When I fetch the logbook collection, is there a way to cast each Logbook
to its corresponding sub class (based on the JSON "type" attribute) ?
There is indeed.
When you call 'fetch' on a collection, it passes the response through Backbone.Collection.parse before adding it to the collection.
The default implementation of 'parse' just passes the response through, as is, but you can override it to return a list of models to be added to the collection:
class Logbooks extends Backbone.Collection
model: Logbook
url: 'api/logbooks'
parse: (resp, xhr) ->
_(resp).map (attrs) ->
switch attrs.type
when 'UML' then new UmlLogbook attrs
when 'Plane' then new PLaneLogbook attrs
EDIT: whoa, idbentley got there before me. the only difference being he used 'each' and I used 'map'. Both will work, but differently.
Using 'each' effectively breaks the chain that the 'fetch' call started (by returning 'undefined' - the subsequent call to 'reset' (or 'add') therefore will do nothing) and does all the processing right there in the parse function.
Using 'map' just transforms the list of attributes into a list of models and passes it back to the chain already in motion.
Different strokes.
EDIT AGAIN: just realized there's also another way to do this:
The 'model' attribute on a collection is there only so the collection knows how to make a new model if it's passed attributes in 'add', 'create' or 'reset'. So you could do something like:
class Logbooks extends Backbone.Collection
model: (attrs, options) ->
switch attrs.type
when 'UML' then new UmlLogbook attrs, options
when 'Plane' then new PLaneLogbook attrs, options
# should probably add an 'else' here so there's a default if,
# say, no attrs are provided to a Logbooks.create call
url: 'api/logbooks'
The advantage of this is that the collection will now know how to 'cast' the right subclass of Logbook for operations other than 'fetch'.
Yes. You can override the parse
function on the collection (I'm gonna use javascript instead of coffeescript, because it's what I know, but the mapping should be easy):
LogbookCollection = Backbone.Collection.extend({
model: Logbook,
url: "/api/logbooks",
parse: function(response){
var self = this;
_.each(response, function(logbook){
switch(logbook.type){
case "ULM":
self.add(new UmlLogBook(logbook);
break;
case "Plane":
...
}
}
}
});
Hope this helps.
as of backbone 0.9.1, i've started using the method described in esa-matti suuronen's pull-request:
https://github.com/documentcloud/backbone/pull/1148
after applying the patch, your collection would be something like this:
LogbookCollection = Backbone.Collection.extend({
model: Logbook,
createModel: function (attrs, options) {
if (attrs.type === "UML") { // i'am assuming ULM was a typo
return new UmlLogbook(attrs, options);
} else if (attrs.type === "Plane") {
return new Plane(attrs, options);
} else {
return new Logbook(attrs, options);
// or throw an error on an unrecognized type
// throw new Error("Bad type: " + attrs.type);
}
}
});
i believe this would fit since you're using STI (all models have unique ids)
parse
can work on its own, or you could use the submodelTypes feature of Backbone-Relational.

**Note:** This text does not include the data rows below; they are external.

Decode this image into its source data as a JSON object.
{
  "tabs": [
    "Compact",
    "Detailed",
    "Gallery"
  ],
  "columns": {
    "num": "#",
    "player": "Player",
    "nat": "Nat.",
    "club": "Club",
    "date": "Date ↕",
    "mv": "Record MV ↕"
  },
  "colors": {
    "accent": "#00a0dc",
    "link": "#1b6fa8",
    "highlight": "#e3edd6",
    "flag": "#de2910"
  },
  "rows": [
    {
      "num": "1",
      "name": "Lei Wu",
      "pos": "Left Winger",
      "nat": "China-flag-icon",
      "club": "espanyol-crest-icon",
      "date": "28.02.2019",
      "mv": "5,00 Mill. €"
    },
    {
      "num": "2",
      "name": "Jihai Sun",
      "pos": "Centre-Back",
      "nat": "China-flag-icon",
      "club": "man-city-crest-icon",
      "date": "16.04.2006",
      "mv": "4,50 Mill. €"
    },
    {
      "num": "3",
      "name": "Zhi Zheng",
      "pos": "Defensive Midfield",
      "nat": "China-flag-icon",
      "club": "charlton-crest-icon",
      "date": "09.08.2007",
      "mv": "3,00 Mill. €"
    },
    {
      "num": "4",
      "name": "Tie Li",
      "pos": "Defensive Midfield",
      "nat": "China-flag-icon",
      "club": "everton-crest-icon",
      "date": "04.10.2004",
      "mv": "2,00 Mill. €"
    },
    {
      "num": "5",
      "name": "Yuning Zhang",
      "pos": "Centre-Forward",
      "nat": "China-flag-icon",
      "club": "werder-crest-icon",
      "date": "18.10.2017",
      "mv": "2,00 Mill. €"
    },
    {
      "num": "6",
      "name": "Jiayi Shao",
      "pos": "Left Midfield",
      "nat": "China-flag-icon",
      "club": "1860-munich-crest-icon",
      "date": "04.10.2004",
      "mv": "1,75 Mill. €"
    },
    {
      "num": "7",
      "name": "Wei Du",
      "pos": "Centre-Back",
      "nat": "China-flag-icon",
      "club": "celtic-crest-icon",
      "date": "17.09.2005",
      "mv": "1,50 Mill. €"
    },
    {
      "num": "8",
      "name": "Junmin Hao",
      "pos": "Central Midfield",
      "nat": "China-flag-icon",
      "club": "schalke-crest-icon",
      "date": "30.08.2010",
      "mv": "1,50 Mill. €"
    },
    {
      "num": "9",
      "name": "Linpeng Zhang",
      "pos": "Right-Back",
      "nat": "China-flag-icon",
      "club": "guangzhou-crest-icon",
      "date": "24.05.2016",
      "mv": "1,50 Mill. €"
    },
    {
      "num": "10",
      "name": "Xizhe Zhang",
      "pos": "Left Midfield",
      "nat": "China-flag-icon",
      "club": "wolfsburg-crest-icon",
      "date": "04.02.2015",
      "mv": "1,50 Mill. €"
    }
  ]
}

Maybe it's bad to use eval, but this is much more ruby-style way (coffeescript):
parse: (resp)->
_(resp).map (attrs) ->
eval("new App.Models.#{attrs.type}(attrs)")
So you don't need to write a lot of switch/cases, just set type attribute in your JSON. It works very good with rails+citier or other multitable inheritance solution. You can add new descendants without adding them to your cases.
And you can use such constructions in other places where you need a lot of switch/cases depending on your model class.